EFEMoscovo

A equipa responsável pelo combate ao coronavírus na Rússia alertou o presidente russo Vladimir Putin esta terça-feira de que o número de pessoas que contraíram Covid-19 no país pode ser muito maior do que os números oficiais mostram, em grande parte devido à falta de testes fora de Moscovo.

"Nem todas as regiões entendem. (O governador regional) vê que uma pessoa ficou doente, mas a realidade é que o número de exames é muito pequeno, e ninguém conhece a situação real", disse Sergei Sobianin, chefe do grupo de trabalho e também autarca de Moscovo, segundo agências locais.

Sobianin pediu a Putin que ordene mais rápido possível um controlo mais rígido da situação epidemiológica no resto da Rússia, que já confirmou 495 casos de coronavírus.

"Nas regiões, é preciso uma preparação para uma situação e problemas complexos. Se os problemas acontecerem longe, melhor, mas é preciso estar preparado", enfatizou.

O político reconheceu que o principal risco em relação à doença transmitida pelo coronavírus envolve as pessoas com mais de 65 anos, mais suscetíveis a complicações clínicas. Além disso, alertou para o risco de colapso do sistema de saúde russo.

Sobianin considera necessário estender a outras regiões com alto índice de contágio a ordem de que todos os maiores de 65 anos fiquem em casa ou nas suas 'dachas' (casas de campo). A avaliação é que a medida devia ser obrigatória em todas as cidades com mais de 1 milhão de habitantes, começando pela segunda maior cidade do país, São Petersburgo.

O autarca moscovita também advertiu que a maioria das pessoas que regressou do exterior -quase 1 milhão nos últimos 10 dias- não passou por nenhum exame médico e optou pelo isolamento obrigatório de duas semanas em suas casas.

"Se eles se sentem bem, graças a Deus, ficam em casa. Mas o número real de pacientes é muito maior", disse.

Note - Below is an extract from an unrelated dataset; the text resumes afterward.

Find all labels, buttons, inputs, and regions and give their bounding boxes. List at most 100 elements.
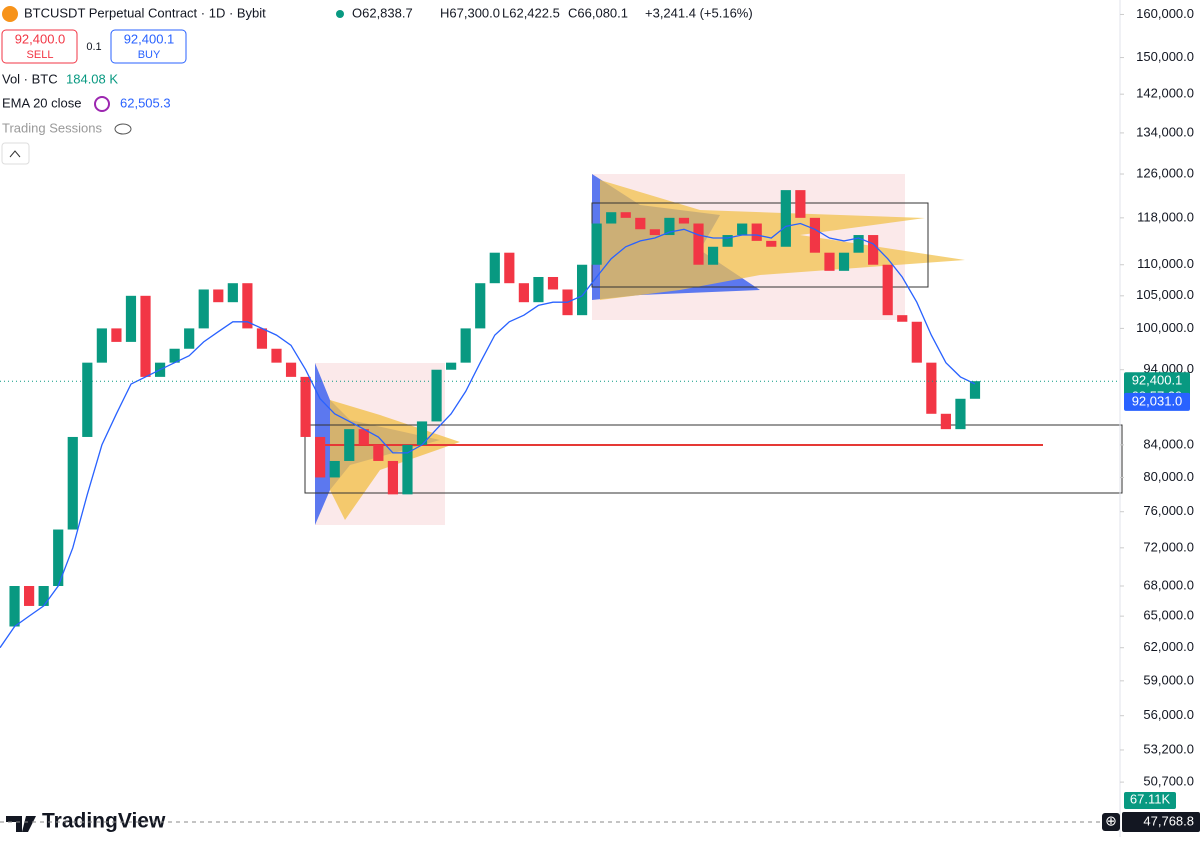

Quanto à capital, Sobianin ressaltou que "atualmente existem cerca de 500 (suspeitos de terem contraído Covid-19), parte ainda não testada".

"Mas já vemos que 80% ou 90% terão confirmação. São entre 400 e 500 pessoas, uma dinâmica bastante alta. Isso é sério", afirmou.

Conforme relatado esta terça pelas autoridades, mais de 93.000 pessoas estão atualmente sob observação médica em todo o país.

"Ontem fizemos três testes, e até ao final da semana serão realizados 13.000 testes nos nossos laboratórios em Moscovo, disse o autarca.

Alguns especialistas independentes questionaram os números oficiais da imprensa russa e acusaram as autoridades de ocultar o número de mortes por doenças respiratórias, como pneumonia.

Sobianin divulgou na semana passada que uma mulher tinha morrido de Covid-19, mas depois voltou atrás e disse que a causa foi uma trombose.

Quem também recomendou a Putin para se preparar para o pior foi Denis Protsenko, médico-chefe do hospital Número 40, em Kommunarka, com quem o presidente russo conversou pessoalmente esta terça-feira.

"Do ponto de vista médico, agora existem dois cenários: o asiático, quando isso se acalma rapidamente, e o italiano, quando isso aumenta. Eu, como médico, considero que é muito importante preparar para o cenário italiano, caso haja uma explosão", explicou.

As autoridades russas recomendaram a todas as regiões o fecho de cinemas, casas noturnas e centros de entretenimento para conter a expansão da pandemia. Escolas e museus já tinham suspendido as atividades, e também foi decretada a proibição de eventos públicos com mais de 50 pessoas.